Ethereum prioritizing short-term fixes over protocol integrity?
Regarding X, Szilágyi criticized the project’s development direction. Team leaders have noticed a growing trend of developers prioritizing short-term fixes over the long-term state of the protocol.
These criticisms come at a time when regulators are scrutinizing Ethereum and even the U.S. Securities and Exchange Commission (SEC) considers ETH an unregistered security. It is precisely the decisions made in this regard that worry Szilágyi.
Developers are concerned that constantly tweaking core protocol rules to appease regulators could lead to disaster. The team leader said this “picking small decisions here and there” risks transforming Ethereum into a traditional finance (TradFi) clone.

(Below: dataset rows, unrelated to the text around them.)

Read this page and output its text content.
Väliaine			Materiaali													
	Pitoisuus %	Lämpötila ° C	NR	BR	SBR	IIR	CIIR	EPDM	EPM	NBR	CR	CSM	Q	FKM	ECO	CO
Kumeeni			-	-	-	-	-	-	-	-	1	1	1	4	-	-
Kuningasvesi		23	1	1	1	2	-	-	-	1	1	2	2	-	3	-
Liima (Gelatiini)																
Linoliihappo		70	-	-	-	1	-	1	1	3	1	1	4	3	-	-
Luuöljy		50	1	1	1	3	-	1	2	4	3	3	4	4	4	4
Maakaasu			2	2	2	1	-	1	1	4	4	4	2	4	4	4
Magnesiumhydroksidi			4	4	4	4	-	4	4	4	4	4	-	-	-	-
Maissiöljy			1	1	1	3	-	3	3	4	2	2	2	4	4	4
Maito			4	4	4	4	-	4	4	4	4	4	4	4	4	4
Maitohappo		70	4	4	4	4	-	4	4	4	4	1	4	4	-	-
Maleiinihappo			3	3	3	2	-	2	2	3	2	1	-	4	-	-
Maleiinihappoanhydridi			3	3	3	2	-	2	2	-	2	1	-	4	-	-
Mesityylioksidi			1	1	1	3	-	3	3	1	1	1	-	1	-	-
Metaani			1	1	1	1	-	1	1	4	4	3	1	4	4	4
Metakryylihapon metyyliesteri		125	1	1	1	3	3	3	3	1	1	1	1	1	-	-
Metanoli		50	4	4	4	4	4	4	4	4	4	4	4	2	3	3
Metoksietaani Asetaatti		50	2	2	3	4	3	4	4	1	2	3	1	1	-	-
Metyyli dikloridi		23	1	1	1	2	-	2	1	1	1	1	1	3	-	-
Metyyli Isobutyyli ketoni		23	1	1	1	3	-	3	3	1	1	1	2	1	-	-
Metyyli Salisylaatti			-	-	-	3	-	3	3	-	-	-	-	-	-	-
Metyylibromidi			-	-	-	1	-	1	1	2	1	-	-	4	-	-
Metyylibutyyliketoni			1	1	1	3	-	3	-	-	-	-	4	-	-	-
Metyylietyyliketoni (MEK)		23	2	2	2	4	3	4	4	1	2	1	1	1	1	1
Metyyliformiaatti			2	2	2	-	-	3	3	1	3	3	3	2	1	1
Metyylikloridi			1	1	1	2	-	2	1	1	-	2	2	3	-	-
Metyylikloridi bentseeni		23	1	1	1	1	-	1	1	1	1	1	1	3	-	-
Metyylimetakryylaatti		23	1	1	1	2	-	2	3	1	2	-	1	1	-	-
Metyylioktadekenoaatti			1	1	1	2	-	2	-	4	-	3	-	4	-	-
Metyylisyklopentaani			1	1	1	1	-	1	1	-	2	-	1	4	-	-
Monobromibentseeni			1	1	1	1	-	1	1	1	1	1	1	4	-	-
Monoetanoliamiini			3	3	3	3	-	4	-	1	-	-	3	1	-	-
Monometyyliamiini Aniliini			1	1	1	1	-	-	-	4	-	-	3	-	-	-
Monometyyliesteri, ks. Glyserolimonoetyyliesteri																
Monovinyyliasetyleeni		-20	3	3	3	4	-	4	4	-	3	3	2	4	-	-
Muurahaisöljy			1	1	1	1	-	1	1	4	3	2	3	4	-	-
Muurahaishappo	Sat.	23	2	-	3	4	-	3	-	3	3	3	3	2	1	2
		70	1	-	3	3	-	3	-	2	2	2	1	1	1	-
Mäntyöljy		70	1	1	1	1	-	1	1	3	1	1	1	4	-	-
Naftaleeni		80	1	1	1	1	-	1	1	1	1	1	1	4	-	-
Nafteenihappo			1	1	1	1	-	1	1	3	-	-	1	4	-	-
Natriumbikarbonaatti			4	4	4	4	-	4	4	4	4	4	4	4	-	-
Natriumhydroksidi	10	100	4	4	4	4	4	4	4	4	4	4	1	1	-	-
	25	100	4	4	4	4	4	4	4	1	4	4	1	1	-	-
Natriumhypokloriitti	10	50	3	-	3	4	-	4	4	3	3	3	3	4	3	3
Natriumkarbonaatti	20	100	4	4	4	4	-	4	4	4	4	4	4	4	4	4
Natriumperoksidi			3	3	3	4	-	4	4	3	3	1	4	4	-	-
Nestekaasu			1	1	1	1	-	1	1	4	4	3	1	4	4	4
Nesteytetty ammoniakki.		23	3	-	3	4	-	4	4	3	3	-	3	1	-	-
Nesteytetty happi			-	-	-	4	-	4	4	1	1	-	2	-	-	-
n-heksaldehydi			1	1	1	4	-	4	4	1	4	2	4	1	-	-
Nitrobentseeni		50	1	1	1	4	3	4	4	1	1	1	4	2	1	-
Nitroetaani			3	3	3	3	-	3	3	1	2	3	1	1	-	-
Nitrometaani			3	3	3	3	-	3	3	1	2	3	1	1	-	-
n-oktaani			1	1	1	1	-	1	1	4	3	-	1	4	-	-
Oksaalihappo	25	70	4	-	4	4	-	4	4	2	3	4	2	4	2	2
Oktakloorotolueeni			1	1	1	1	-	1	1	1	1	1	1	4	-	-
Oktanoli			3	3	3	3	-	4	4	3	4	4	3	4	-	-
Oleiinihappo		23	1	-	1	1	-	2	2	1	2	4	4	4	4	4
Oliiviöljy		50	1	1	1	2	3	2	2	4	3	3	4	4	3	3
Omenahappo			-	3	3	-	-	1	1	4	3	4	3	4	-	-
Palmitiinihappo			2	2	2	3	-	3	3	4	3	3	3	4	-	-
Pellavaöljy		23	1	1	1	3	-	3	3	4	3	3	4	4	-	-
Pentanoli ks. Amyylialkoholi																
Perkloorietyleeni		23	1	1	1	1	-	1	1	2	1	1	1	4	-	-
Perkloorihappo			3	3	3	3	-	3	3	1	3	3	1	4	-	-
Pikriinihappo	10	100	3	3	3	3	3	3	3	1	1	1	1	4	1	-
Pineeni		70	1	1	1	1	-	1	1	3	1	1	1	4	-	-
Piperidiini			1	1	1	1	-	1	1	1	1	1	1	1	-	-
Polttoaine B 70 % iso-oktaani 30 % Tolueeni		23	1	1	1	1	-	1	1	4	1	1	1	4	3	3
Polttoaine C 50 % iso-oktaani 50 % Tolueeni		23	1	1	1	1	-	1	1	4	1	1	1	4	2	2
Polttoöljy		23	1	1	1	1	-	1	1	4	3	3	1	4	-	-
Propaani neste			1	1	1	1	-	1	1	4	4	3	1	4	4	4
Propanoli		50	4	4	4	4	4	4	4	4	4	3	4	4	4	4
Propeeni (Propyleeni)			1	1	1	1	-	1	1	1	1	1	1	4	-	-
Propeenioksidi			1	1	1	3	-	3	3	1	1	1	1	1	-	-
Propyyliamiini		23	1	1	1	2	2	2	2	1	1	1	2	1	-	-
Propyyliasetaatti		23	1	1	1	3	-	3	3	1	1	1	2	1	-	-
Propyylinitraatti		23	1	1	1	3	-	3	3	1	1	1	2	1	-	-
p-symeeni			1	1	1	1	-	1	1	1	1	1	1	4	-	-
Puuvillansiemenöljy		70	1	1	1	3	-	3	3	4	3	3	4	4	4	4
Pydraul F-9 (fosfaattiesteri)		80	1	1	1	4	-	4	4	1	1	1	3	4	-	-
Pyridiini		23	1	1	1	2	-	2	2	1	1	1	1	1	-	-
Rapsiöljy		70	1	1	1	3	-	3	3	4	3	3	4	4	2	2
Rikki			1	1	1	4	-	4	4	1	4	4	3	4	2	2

When this happens, the core principles of decentralization and TradFi’s technically elusive “censorship resistance” feature are sacrificed.
Szilágyi believes that Ethereum is on a losing path, especially when it comes to the Maximal Extractable Value (MEV) issue. In Ethereum, validators, who are tasked with approving transactions in no particular order, can “capture” value by changing the order of transactions within a block depending on the gas fee attached.
Risks of centralization: MEV problem not solved and liquid staking suspect.
The developer said the negative impacts of MEV have not yet been addressed. But instead of dedicating time and effort to solving the problem, the focus shifted to “providing protocols and infrastructure for dedicated MEV builders.” Szilágyi argues that by taking this route, Ethereum developers are essentially dabbling in centralized sites that water down decentralization in the second most valuable network.
In addition to MEV, the developer believes that the emergence of liquid staking solutions such as Lido Finance will destabilize the network.
ETH holders can receive rewards through a liquid staking platform. Without running validator nodes. Over time, Szilágyi worries that concentration will increase, with only a few operators exercising strong network control.
It is not yet known whether the developer will heed Szilágyi’s concerns. However, what is clear is that developers have been introducing implementations on mainnet to improve user experience and reduce costs.
In the latest upgrade, Dencun, developers have made transactions with layer 2 protocols such as Base and Arbitrum cheaper. As seen in the Ethereum roadmap, there will likely be more efforts to expand the mainnet through sharding in the coming years.